Tiré du Ballon fantôme
« Il me semble que j’ai voyagé partout, et où je ne suis pas allé j’en ai lu les récits de voyage. J’ai lu à peu près tout des encyclopédies modernes, connais, il me semble, toutes les religions. Je ne lis plus qu’avec lassitude, je n’utilise ma loupe, mon microscope et mon télescope que par habitude sans plus jamais m’émerveiller devant une nouveauté. L’inédit fantastique m’est devenu un simple souvenir, après toutes ces soirées spirites, ces nuits à faire danser les objets en compagnie de sorciers, ces lévitations en méditation, ces ordres donnés à des végétaux conscients, ces machineries complexes à vapeur, à moteur à explosion, à fluides éthérés, ces engins sous-marins pénétrant les cités mythiques, ces monstres rencontrés, ces jardins explorés, ces galeries cachées de castels en ruine sondés…
– Allons, il doit bien avoir quelque chose que vous n’avez pas connu, vous êtes encore jeune.
– Jeune, certes, mais hélas désœuvré et insomniaque : lorsque les autres dorment je suis éveillé et je suis âgé du double de ceux nés à la même date que moi, d’autant que je ne me soucie ni de famille ni de bienséance sociale ni de politique ni de rien.
– Et le voyage dans l’espace?
– Hélas j’ai eu la mauvais idée de… enfin vous savez… le professeur Altaïr Lyre et son obus creux…
– Que comptez-vous faire alors?
– Explorer la mort.
– Un voyage sans retour!
– Oh je verrai sur place mais sans ce voyage en perspective je crois que j’aurais envie de me suicider… »
« Ce pneumatique, j’ai bien envie de l’essayer.
– Je vous accompagnerais bien mais où va-t-il?
– Je n’en sais rien.
– Comment, vous voulez emprunter un moyen de transport sans sans même savoir où il mène?
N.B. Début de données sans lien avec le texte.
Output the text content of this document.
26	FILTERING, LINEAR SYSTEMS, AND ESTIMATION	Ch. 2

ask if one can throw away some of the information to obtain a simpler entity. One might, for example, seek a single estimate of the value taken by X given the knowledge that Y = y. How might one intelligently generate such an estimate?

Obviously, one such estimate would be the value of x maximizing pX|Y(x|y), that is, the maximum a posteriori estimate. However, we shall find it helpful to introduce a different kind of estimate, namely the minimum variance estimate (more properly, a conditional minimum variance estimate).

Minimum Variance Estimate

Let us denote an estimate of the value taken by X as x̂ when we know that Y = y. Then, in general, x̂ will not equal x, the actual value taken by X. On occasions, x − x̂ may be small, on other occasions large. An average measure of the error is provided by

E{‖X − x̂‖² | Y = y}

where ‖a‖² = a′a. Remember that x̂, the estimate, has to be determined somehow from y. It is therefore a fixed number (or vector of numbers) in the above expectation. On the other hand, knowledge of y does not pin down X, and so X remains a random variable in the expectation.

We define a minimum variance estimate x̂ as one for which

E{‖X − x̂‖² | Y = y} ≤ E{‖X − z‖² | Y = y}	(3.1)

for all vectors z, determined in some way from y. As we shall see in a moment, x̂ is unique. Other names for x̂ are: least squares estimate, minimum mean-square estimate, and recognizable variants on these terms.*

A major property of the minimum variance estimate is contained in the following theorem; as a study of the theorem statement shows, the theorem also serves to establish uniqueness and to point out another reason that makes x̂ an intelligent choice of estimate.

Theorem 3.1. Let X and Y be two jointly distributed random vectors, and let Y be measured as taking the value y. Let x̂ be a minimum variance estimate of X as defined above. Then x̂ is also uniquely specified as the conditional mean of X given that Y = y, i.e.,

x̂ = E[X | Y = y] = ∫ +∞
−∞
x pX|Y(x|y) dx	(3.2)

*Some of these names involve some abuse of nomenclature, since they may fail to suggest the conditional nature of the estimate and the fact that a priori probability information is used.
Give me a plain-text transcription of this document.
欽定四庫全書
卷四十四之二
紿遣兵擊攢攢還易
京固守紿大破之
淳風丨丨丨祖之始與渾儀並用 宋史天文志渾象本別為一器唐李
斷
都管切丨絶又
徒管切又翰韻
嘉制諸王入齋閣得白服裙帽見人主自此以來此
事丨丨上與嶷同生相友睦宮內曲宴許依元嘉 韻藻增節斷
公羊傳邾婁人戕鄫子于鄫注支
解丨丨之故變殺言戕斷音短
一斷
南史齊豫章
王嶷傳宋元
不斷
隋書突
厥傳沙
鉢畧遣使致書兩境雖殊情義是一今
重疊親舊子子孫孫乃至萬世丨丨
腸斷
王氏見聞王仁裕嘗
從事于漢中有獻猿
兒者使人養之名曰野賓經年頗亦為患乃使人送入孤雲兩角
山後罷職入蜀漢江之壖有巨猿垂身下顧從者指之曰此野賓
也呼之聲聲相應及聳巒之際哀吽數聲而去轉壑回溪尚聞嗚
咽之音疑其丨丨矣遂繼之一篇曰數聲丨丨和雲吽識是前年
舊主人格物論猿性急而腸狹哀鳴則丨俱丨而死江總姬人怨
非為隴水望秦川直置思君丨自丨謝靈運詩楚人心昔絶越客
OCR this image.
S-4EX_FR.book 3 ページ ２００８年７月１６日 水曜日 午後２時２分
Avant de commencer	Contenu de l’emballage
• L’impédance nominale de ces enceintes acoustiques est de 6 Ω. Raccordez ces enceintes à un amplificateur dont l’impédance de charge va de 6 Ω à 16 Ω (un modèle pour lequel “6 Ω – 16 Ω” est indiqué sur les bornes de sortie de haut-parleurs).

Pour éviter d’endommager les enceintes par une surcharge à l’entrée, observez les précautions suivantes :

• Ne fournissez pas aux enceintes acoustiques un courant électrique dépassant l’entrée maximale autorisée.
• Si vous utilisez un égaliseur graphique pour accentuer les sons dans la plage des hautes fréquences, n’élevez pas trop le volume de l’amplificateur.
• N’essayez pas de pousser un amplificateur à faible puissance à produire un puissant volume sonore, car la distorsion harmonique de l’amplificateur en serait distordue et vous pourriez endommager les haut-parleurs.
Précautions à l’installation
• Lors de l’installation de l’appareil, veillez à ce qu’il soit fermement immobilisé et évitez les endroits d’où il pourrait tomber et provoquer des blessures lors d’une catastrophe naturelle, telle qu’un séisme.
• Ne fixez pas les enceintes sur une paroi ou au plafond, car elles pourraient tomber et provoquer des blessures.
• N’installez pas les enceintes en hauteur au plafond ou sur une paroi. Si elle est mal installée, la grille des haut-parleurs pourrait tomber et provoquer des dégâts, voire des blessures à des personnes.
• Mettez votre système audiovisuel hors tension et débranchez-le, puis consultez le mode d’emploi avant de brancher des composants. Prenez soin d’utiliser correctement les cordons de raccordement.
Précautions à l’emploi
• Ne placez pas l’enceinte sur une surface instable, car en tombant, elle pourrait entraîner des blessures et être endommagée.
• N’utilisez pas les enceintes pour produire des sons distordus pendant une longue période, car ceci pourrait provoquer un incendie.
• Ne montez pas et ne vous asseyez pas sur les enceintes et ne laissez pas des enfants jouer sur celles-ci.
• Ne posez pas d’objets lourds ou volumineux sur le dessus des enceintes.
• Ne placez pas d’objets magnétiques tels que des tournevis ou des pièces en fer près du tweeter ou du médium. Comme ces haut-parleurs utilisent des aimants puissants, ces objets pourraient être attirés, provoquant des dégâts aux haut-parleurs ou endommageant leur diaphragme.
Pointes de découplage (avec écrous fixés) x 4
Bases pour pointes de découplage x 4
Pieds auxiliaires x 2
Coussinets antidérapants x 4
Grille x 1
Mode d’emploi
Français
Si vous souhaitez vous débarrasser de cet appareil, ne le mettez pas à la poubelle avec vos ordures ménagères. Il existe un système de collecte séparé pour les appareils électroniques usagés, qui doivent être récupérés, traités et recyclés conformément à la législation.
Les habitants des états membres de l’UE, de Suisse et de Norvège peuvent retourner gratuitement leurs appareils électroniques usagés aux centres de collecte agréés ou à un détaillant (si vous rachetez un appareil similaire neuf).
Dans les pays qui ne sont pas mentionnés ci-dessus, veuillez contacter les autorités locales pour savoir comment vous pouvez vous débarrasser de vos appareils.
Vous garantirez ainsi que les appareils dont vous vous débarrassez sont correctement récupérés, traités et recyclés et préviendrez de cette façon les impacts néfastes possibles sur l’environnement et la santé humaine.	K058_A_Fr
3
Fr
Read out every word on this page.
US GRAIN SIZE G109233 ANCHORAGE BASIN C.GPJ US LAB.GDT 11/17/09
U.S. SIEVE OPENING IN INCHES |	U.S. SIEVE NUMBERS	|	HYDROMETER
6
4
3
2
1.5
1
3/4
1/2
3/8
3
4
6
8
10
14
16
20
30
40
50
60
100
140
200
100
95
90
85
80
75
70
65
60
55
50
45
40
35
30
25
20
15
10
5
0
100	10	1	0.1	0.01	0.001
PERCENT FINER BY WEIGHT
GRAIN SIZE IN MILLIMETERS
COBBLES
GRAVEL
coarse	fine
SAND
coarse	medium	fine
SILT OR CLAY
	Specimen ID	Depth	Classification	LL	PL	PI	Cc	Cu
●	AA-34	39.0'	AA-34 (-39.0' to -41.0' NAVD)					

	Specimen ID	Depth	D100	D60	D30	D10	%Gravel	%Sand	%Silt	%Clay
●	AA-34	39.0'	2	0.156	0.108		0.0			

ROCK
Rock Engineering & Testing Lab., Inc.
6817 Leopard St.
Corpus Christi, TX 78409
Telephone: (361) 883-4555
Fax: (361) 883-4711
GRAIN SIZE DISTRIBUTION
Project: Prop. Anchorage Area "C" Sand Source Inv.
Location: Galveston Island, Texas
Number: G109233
– Peu me chaut, je ne vais que dans le pneumatique, moi, après où il va cela ne me concerne pas.
– Si vous le dites… »
» Mais qui est donc ce gentleman là-bas? Il me semble le reconnaitre…
– Miss Stiple, vous devriez vous faire examiner les yeux car il n’y a personne.
– Allons mon cher, s’indigna mon interlocutrice, ce serait plutôt à vous de vous faire examiner car il y a bel et bien quelqu’un!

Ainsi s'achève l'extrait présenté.